I Capture the Castle - Dodie Smith

This has been sitting around on my to-read list since I was about eight years old, being the ur-example of that teenaged girl coming-of-age journalling genre that I read tonnes and tonnes and tonnes of when I was smaller. It's been there for so long that I no longer even think "Oh, I must read that," when I see it, because that thought is pretty much background noise in my mind.

But anyway, I picked it up at the library a couple of weeks ago, and started reading it, and it was super compelling. The characters are all weird and quirky and live in a ruined castle, and it's very much the ancestor of Montmaray, in particular. I took issue with Cassandra only in that she was Super Dramatic about unrequited love, and being sad about unrequited love is a fairly foreign concept to me - I kind of find having a crush on someone enjoyable, regardless of whether you get anything back out of it.

It was also nice to see that when she produced ridiculously long journal entries, it was acknowledged that she did in fact sit down all day and just write, or take several days to get one event written down, unlike, say, Beka "I'm so tired but I'm just going to dash off this 10, 000 word dramatic account of my day before bed" Cooper, who was I found a particularly egregious offender in that regard.

Anyway, it was an emotional wringer, but I liked it.


Void - Rhiannon Lassiter

This was a a YA dystopian trilogy which has been compiled into a single volume, and somehow had managed to escape my notice for the last almost two decades, in spite of the fact that the first book was published in 1998. Anyway, the premise is pretty much that some portion of the population are Hexes, who have a genetic mutation that allows them to....psychically commune with the internet, and there's an oppressive government (the European Federation (this looked much more like alarmist Brexit propaganda that it probably did when it was written)) who wants to kill them all because they're too powerful and will bring down the oppressive regime.

It is full of Ridiculous Characters - for a taste, the two main characters are a brother-and-sister pair called Raven and Wraith. Raven is a distant, aloof, I-work-alone magical hacker. Her hair is described as a cloud, and a dark veil, and her eyes are alternately described as obsidian and onyx. Sometimes we change points of view solely so other characters can talk about how her tragic past made it hard for her to learn to connect with people. Wraith has Dramatically White hair, for contrast, and while his sister was developing her reputation as a fearless hacker in Denver (???) ran with street gangs who had a strong honour code about loyalty, which still colour his ethics now, even though he's left that past behind.

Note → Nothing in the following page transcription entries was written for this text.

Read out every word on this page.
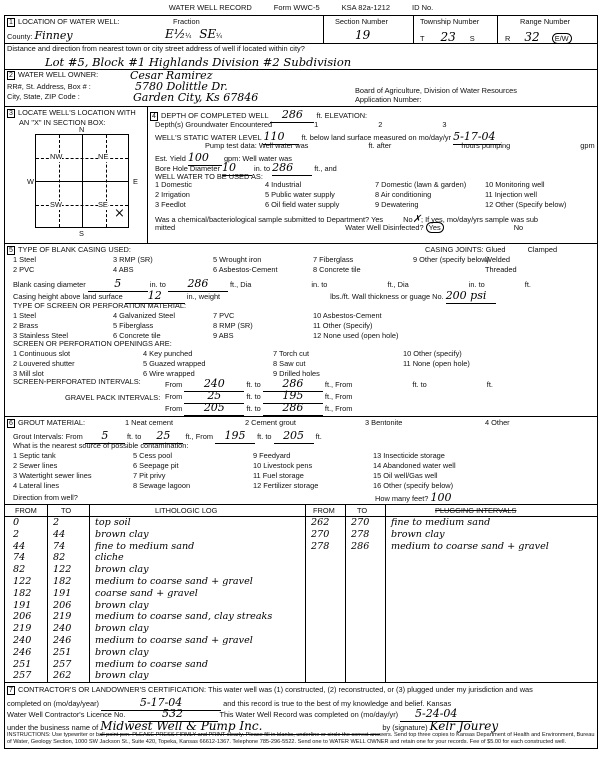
WATER WELL RECORD	Form WWC-5	KSA 82a-1212	ID No.
1 LOCATION OF WATER WELL:
County: Finney
Fraction
E½¼ SE¼
Section Number
19
Township Number
T 23 S
Range Number
R 32 E/W
Distance and direction from nearest town or city street address of well if located within city?
Lot #5, Block #1 Highlands Division #2 Subdivision
2 WATER WELL OWNER:	Cesar Ramirez
RR#, St. Address, Box # :	5780 Dolittle Dr.
City, State, ZIP Code :	Garden City, Ks 67846
Board of Agriculture, Division of Water Resources
Application Number:
3 LOCATE WELL'S LOCATION WITH
AN "X" IN SECTION BOX:
NW	NE
SW	SE
×
N
S
W	E
4 DEPTH OF COMPLETED WELL 286 ft. ELEVATION:
Depth(s) Groundwater Encountered	1	2	3
WELL'S STATIC WATER LEVEL 110 ft. below land surface measured on mo/day/yr 5-17-04
Pump test data: Well water was	ft. after	hours pumping	gpm
Est. Yield 100 gpm: Well water was
Bore Hole Diameter 10 in. to 286	ft., and
WELL WATER TO BE USED AS:
1 Domestic
2 Irrigation
3 Feedlot
4 Industrial
5 Public water supply
6 Oil field water supply
7 Domestic (lawn & garden)
8 Air conditioning
9 Dewatering
10 Monitoring well
11 Injection well
12 Other (Specify below)
Was a chemical/bacteriological sample submitted to Department? Yes	No✗; If yes, mo/day/yrs sample was sub
mitted	Water Well Disinfected? Yes	No
5 TYPE OF BLANK CASING USED:
1 Steel
2 PVC
3 RMP (SR)
4 ABS
5 Wrought iron
6 Asbestos-Cement
7 Fiberglass
8 Concrete tile
9 Other (specify below)
CASING JOINTS: Glued	Clamped
Welded
Threaded
Blank casing diameter	5	in. to 286	ft., Dia	in. to	ft., Dia	in. to	ft.
Casing height above land surface 12	in., weight	lbs./ft. Wall thickness or guage No. 200 psi
TYPE OF SCREEN OR PERFORATION MATERIAL:
1 Steel
2 Brass
3 Stainless Steel
4 Galvanized Steel
5 Fiberglass
6 Concrete tile
7 PVC
8 RMP (SR)
9 ABS
10 Asbestos-Cement
11 Other (Specify)
12 None used (open hole)
SCREEN OR PERFORATION OPENINGS ARE:
1 Continuous slot
2 Louvered shutter
3 Mill slot
4 Key punched
5 Guazed wrapped
6 Wire wrapped
7 Torch cut
8 Saw cut
9 Drilled holes
10 Other (specify)
11 None (open hole)
SCREEN-PERFORATED INTERVALS:	From 240	ft. to 286	ft., From	ft. to	ft.
GRAVEL PACK INTERVALS: From 25	ft. to 195	ft., From
From 205	ft. to 286	ft., From
6 GROUT MATERIAL:	1 Neat cement	2 Cement grout	3 Bentonite	4 Other
Grout Intervals: From 5	ft. to 25 ft., From 195 ft. to 205 ft.
What is the nearest source of possible contamination:
1 Septic tank
2 Sewer lines
3 Watertight sewer lines
4 Lateral lines
5 Cess pool
6 Seepage pit
7 Pit privy
8 Sewage lagoon
9 Feedyard
10 Livestock pens
11 Fuel storage
12 Fertilizer storage
13 Insecticide storage
14 Abandoned water well
15 Oil well/Gas well
16 Other (specify below)
Direction from well?	How many feet? 100
FROM	TO	LITHOLOGIC LOG	FROM	TO	PLUGGING INTERVALS
0	2	top soil	262 270 fine to medium sand
2	44	brown clay	270 278 brown clay
44	74	fine to medium sand	278 286 medium to coarse sand + gravel
74	82	cliche
82	122 brown clay
122 182 medium to coarse sand + gravel
182 191 coarse sand + gravel
191 206 brown clay
206 219 medium to coarse sand, clay streaks
219 240 brown clay
240 246 medium to coarse sand + gravel
246 251 brown clay
251 257 medium to coarse sand
257 262 brown clay
7 CONTRACTOR'S OR LANDOWNER'S CERTIFICATION: This water well was (1) constructed, (2) reconstructed, or (3) plugged under my jurisdiction and was
completed on (mo/day/year)	5-17-04	and this record is true to the best of my knowledge and belief. Kansas
Water Well Contractor's Licence No.	532	This Water Well Record was completed on (mo/day/yr) 5-24-04
under the business name of Midwest Well & Pump Inc.	by (signature) Kelr Jourey
INSTRUCTIONS: Use typewriter or ball point pen. PLEASE PRESS FIRMLY and PRINT clearly. Please fill in blanks, underline or circle the correct answers. Send top three copies to Kansas Department of Health and Environment, Bureau of Water, Geology Section, 1000 SW Jackson St., Suite 420, Topeka, Kansas 66612-1367. Telephone 785-296-5522. Send one to WATER WELL OWNER and retain one for your records. Fee of $5.00 for each constructed well.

Every time a new character was introduced, they were just as over the top as this pair. It was deeply silly. The writing was ridiculous. I enjoyed it a lot.

Also in its favour: There was not one single romantic subplot in the whole three books. Raven was allowed to hate people, while Wraith had parental instincts about the Hex children they picked up, which was nice and ungendered.

Apparently there was briefly talk of a movie in like 2011, and I am a little sad that this didn't happen, because it would've been a beautiful kind of awful.